Dziś przed warszawską siedzibą redakcji "Gazety Polskiej" doszło do nietypowego wydarzenia. Do protestujących tam od kilku dni przedstawicieli środowisk LGBT dołączył... robot. Jego obecność wywołała niemałą konsternację wśród protestujących i skupiła uwagę mediów.

Od kilku niewielka grupa osób związana ze środowiskiem LGBT prowadzi protest pod siedzibą redakcji "Gazety Polskiej" przy ul. Filtrowej w Warszawe.

Ma on stanowić odpowiedź na inicjatywę "GP" związaną z naklejkami będącymi wyrazem sprzeciwu wobec narzucaniu ideologii LGBT w Polsce.

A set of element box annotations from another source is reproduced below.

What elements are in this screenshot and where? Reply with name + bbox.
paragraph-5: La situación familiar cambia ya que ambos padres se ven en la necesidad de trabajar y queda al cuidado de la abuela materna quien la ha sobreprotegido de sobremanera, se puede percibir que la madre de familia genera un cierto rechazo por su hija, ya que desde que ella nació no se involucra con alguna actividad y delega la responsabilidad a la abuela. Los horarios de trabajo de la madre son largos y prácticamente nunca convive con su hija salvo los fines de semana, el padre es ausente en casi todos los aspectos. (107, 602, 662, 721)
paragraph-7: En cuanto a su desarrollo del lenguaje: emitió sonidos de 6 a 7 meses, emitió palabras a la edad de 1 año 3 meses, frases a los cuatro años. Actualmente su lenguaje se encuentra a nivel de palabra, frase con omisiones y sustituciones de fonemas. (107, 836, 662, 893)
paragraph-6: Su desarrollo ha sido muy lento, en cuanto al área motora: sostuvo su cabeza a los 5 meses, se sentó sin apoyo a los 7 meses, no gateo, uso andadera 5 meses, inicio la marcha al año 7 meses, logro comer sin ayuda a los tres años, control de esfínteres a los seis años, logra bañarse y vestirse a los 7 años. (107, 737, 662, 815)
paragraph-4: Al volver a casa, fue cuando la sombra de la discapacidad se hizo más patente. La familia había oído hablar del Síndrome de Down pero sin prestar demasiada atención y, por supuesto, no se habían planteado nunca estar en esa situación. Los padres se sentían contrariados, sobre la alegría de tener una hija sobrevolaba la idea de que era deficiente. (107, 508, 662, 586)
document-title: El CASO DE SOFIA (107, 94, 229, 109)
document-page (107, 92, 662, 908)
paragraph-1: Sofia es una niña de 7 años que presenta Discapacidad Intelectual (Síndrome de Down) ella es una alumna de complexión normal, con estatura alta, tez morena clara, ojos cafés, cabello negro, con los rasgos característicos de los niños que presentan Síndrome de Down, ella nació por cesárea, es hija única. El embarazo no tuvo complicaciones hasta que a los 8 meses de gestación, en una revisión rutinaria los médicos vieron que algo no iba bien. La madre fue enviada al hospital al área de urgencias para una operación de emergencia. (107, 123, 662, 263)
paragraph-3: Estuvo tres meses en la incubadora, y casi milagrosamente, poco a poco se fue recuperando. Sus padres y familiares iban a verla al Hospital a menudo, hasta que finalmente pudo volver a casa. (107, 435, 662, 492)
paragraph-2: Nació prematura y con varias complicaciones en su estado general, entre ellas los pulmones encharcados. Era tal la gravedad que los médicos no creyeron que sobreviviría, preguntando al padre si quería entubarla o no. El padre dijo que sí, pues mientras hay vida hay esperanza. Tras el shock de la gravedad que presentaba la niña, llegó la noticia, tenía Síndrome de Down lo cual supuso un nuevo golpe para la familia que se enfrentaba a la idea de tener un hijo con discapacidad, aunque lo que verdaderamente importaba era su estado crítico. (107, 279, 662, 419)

Pierwszego dnia protestu, z dwiema obecnymi na nim osobami spotkał się red. Adrian Stankowski.

Do protestujących dołączył dziś robot.

Maszyna niosła ze sobą tabliczkę "LGBT-R to ja". Robot przywitał się z uczestnikami protestu i stanął w jednym szeregu wraz z nimi.

Sprawę, z pełnym zrozumieniem skomentował redaktor naczelny "Gazety Polskiej", Tomasz Sakiewicz.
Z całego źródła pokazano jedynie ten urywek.